“Give yourself permission to be yourself, and don’t be frightened by the unknown,” wrote John Daido Loori in The Zen of Creativity. The photographer, Zen master, and founder of Zen Mountain Monastery, who died on October 9, wrote in that book that he first had a glimpse of the spontaneity and naturalness that can shine out of the supposedly ordinary world during a workshop with the great photographer Minor White. Zen training and the founding of the monastery followed but for Loori spiritual practice and and creative expression always went together. The real aim of artistic expression is pointing the way to truth, Loori once told me during an interview years ago. True originality can arise only from having a real contact with our origins, with the ground of our being–and this is also the aim of Zen practice. Drawing closer to the source, helping it flow outward through us, isn’t this the aim of all authentic spiritual ways and all authentic creative expressions? This double impulse has been present in human beings since Lascaux (which I wrote about a couple of blogs ago). Jeanne de Salzmann (whose upcoming book I’ve also been writing about) also taught about the need to cultivate an awareness of our origins, our source, before our energy flows outward into all the branching tributaries of thought and habit. What a difficult and remote attainment that seems to me! It seems about as likely to happen to me in the near future as climbing Everest. It feels like it would only a superhuman (or a possibly pre-Atlantian cave artist from Lascaux) could live and express themselves from that awareness of Wholeness. Yet, both Loori and de Salzmann taught that the way up the mountain is to see completely what is here and now, the inattention, the dispersion.

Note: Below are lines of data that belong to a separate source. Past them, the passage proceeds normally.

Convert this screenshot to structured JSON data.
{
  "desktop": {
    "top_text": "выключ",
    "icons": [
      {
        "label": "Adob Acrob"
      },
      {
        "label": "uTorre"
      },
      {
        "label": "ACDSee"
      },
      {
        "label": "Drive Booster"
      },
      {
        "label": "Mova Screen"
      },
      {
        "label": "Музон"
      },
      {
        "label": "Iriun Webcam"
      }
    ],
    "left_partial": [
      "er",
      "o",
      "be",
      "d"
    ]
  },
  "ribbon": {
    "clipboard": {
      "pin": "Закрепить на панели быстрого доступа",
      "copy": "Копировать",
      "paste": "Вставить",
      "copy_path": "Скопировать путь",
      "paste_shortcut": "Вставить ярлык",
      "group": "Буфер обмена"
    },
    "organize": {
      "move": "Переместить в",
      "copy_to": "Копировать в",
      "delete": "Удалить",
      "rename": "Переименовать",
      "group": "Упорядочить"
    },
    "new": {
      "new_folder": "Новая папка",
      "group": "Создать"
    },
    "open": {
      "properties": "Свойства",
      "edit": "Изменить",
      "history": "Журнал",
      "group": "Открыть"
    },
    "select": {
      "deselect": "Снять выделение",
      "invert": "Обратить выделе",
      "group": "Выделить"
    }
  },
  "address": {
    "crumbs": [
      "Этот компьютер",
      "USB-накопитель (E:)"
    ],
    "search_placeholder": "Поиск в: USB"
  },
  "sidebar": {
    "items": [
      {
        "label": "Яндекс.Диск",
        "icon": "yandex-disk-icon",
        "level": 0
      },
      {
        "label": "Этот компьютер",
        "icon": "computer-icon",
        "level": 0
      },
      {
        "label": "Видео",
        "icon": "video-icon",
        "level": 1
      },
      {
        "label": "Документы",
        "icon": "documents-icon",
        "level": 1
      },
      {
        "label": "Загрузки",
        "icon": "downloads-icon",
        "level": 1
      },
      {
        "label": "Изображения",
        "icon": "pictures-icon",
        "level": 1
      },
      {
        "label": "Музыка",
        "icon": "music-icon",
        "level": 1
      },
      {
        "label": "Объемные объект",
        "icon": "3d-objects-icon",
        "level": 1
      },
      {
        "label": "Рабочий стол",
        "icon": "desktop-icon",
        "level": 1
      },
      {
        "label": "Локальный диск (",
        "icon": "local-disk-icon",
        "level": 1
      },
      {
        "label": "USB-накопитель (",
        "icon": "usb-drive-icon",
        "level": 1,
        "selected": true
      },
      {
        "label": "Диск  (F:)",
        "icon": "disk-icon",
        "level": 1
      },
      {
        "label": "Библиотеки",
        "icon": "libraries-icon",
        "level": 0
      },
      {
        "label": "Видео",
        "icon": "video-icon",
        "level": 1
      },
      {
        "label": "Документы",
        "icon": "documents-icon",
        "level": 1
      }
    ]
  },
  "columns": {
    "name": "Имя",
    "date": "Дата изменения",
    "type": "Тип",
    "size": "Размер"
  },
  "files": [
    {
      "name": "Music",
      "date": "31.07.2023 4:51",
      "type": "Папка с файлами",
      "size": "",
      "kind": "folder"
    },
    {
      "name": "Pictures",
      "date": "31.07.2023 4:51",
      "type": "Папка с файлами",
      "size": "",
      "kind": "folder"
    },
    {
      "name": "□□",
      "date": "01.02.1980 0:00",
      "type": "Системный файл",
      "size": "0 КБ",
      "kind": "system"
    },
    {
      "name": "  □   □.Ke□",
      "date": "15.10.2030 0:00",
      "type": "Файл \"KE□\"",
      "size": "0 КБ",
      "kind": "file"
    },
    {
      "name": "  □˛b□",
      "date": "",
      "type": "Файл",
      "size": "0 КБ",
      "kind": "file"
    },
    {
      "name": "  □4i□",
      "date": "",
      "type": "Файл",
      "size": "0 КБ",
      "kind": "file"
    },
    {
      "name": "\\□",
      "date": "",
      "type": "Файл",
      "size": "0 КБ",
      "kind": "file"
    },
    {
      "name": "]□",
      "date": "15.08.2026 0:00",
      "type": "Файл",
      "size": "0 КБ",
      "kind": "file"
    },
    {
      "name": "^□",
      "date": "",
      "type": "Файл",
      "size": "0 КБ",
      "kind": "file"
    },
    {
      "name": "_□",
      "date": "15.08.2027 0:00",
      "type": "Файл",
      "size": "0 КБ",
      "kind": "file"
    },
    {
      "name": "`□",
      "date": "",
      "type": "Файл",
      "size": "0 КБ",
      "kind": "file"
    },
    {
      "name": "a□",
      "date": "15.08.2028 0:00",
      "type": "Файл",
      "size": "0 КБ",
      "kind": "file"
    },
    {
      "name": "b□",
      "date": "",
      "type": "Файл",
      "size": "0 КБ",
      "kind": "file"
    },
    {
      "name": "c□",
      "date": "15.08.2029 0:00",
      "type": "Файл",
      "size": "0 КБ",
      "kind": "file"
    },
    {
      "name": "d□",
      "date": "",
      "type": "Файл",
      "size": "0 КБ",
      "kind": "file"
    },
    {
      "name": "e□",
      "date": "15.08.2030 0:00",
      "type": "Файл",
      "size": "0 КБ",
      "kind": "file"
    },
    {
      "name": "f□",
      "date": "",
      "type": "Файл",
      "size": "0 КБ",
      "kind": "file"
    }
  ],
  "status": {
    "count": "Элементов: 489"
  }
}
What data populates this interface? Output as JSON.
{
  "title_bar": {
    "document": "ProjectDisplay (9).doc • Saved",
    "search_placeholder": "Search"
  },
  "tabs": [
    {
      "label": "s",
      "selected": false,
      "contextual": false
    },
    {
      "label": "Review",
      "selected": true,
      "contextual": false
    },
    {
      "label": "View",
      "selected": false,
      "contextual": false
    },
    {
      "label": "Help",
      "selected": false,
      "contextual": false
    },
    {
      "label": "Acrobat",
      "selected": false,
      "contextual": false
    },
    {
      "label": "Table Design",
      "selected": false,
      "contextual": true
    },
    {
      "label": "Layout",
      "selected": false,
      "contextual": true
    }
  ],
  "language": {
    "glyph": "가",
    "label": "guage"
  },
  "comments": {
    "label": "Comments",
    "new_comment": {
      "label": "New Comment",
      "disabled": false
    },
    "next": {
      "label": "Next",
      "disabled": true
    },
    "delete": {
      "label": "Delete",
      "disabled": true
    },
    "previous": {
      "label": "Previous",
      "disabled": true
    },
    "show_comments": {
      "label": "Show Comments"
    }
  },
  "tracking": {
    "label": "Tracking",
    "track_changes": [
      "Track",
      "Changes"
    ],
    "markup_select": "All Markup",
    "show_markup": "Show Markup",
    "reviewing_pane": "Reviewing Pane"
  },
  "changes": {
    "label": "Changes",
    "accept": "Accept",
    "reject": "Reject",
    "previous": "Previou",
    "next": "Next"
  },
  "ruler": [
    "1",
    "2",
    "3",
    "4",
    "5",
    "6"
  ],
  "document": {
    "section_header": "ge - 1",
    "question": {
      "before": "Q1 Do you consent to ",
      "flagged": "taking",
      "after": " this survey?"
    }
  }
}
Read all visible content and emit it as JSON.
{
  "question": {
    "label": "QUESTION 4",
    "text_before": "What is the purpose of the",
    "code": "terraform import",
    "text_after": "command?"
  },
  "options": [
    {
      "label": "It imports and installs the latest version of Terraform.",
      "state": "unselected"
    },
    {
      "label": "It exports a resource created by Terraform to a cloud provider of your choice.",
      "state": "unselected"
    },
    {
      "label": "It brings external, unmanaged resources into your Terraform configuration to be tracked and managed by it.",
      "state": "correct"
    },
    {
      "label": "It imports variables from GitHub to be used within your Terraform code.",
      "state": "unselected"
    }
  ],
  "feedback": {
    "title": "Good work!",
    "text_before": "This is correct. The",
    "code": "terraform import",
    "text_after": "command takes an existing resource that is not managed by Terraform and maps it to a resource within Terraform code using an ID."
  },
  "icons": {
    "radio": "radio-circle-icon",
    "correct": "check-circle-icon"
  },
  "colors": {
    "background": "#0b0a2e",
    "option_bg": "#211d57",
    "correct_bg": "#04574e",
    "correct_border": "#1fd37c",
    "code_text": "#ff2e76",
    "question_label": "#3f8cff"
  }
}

One day years ago, I sat at a picnic table in the sun at Zen Mountain Monastery in the Catskill Mountains, interviewing Loori Roshi (for PW) about Zen and creativity and about what it might mean be our true selves in the midst of life: “The whole point of Buddhist practice has to do with being the world, ” he said. “You work your way up the mountain until you reach a peak where the view is boundless and limitless. But it doesn’t end there in Zen. You keep going, and going straight ahead when you’re on the peak of a mountain can only mean one thing, going back downhill back into the world. The aim of Zen is to take everything that has been realized and actualize in everything we do.”
I asked him if this actualization that he spoke of wasn’t close to a definition of art because what I took from his book was that the deeper the awareness, the closer to the source, the more true and powerful a creative expression will be–no matter what the form of expression, movement or words.
He said yes, but that “Zen arts are really about teaching people to wake up. ” Still, he allowed that in the last stages of the book, when he found himself on deadline and “just breaking out and writing and what came out was very Buddhist….” And his non Buddhist editor and publisher and others especially liked those chapters which struck him as very Buddhist. So maybe it was the breaking out, the naturalness and spontaneity shining out. Maybe John Daido Loori was being himself without fearing the unknown in those late chapters. What a great way to spend a life.
In the front of the truth of impermanence, it is clear that paying attention to life really matters. It also strikes me that the best possible way of living might have to do with breathing in and breathing out, drawing inward to the source, then exhaling, expressing that source through the channel of our one, brief and precious life.